01 May 2026, 02:10

Polizei in Bochum setzt auf Prävention gegen tödliche Verkehrsunfälle

Verkehrszeichen, das "Geschwindigkeit reduzieren Gefahrenzone Schule vor" anzeigt, mit einer Person in der Nähe, Bäumen, Masten, Drähten, einem Haus und Himmel im Hintergrund.

Polizei in Bochum setzt auf Prävention gegen tödliche Verkehrsunfälle

Polizei in Bochum, Herne und Witten intensiviert Maßnahmen für mehr Verkehrssicherheit

Dieser Monat steht bei der Polizei in Bochum, Herne und Witten ganz im Zeichen der Verkehrssicherheit. Beamte beteiligten sich an zahlreichen Aktionen, darunter der Tag ohne Verkehrstote sowie einem großen Präventionsprogramm für Fahranfänger. Ziel ist es, durch Aufklärung und strengere Kontrollen die Zahl schwerer Unfälle zu verringern.

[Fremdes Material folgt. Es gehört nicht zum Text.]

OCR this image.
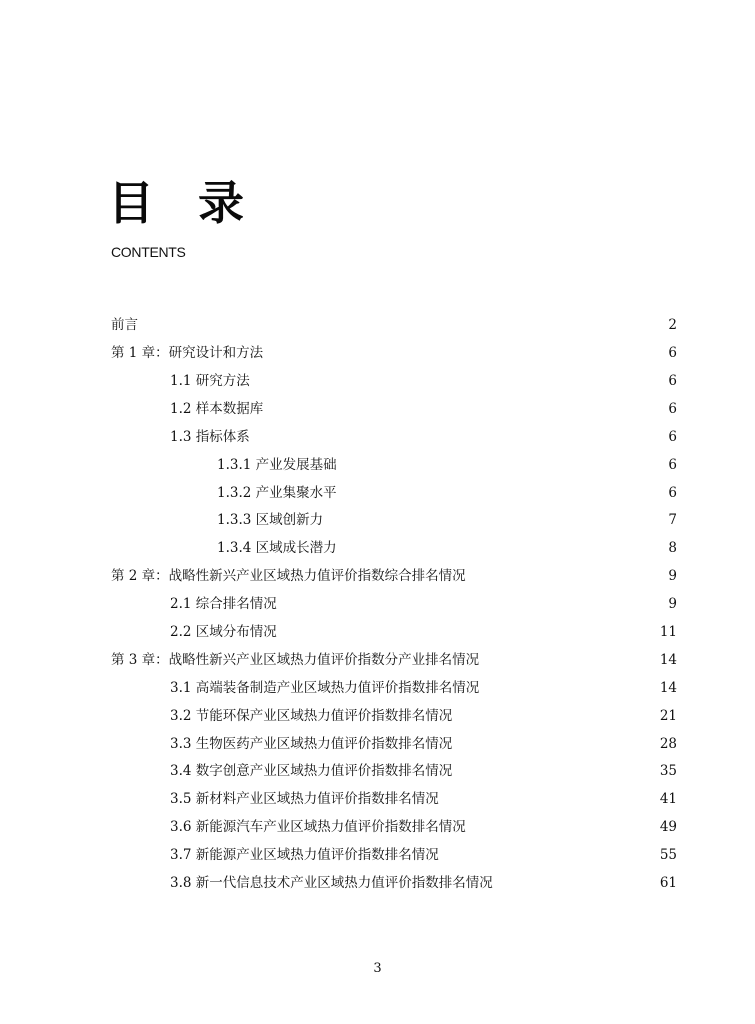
目 录
CONTENTS
前言	2
第 1 章：研究设计和方法	6
1.1 研究方法	6
1.2 样本数据库	6
1.3 指标体系	6
1.3.1 产业发展基础	6
1.3.2 产业集聚水平	6
1.3.3 区域创新力	7
1.3.4 区域成长潜力	8
第 2 章：战略性新兴产业区域热力值评价指数综合排名情况	9
2.1 综合排名情况	9
2.2 区域分布情况	11
第 3 章：战略性新兴产业区域热力值评价指数分产业排名情况	14
3.1 高端装备制造产业区域热力值评价指数排名情况	14
3.2 节能环保产业区域热力值评价指数排名情况	21
3.3 生物医药产业区域热力值评价指数排名情况	28
3.4 数字创意产业区域热力值评价指数排名情况	35
3.5 新材料产业区域热力值评价指数排名情况	41
3.6 新能源汽车产业区域热力值评价指数排名情况	49
3.7 新能源产业区域热力值评价指数排名情况	55
3.8 新一代信息技术产业区域热力值评价指数排名情况	61
3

Am 18. September schloss sich das Polizeipäsidium Bochum der Initiative Tag ohne Verkehrstote an. Im Rahmen der Aktion führten Beamte in der Region 70 zusätzliche Kontrollen durch, um Verkehrsregeln durchzusetzen und das Bewusstsein für sicheres Fahren zu schärfen. Die Kampagne setzte auf präventive Polizeiarbeit und die Einbindung der Öffentlichkeit, um tödliche Unfälle zu verhindern.

Bereits zu Beginn der Woche nahmen Polizisten an einer Verkehrssicherheitsveranstaltung in der Bochumer Innenstadt teil. Schüler traten bei einem Wettbewerb an, der ihre Fähigkeiten im Straßenverkehr testete – unterstützt und angeleitet von den Beamten. Die Veranstaltung bot jungen Menschen die Möglichkeit, praktische Erfahrungen im Umgang mit realen Verkehrssituationen zu sammeln.

Ein weiterer Höhepunkt war der Crashkurs NRW in der Bochumer Christuskirche, an dem rund 680 Teilnehmer teilnahmen. Polizeibeamte, Feuerwehrleute, Rettungssanitäter und Kriseninterventionsteams berichteten aus erster Hand über die verheerenden Folgen von rücksichtslosem Fahrverhalten – von Alkohol am Steuer bis zu illegalen Straßenrennen mit tödlichem Ausgang.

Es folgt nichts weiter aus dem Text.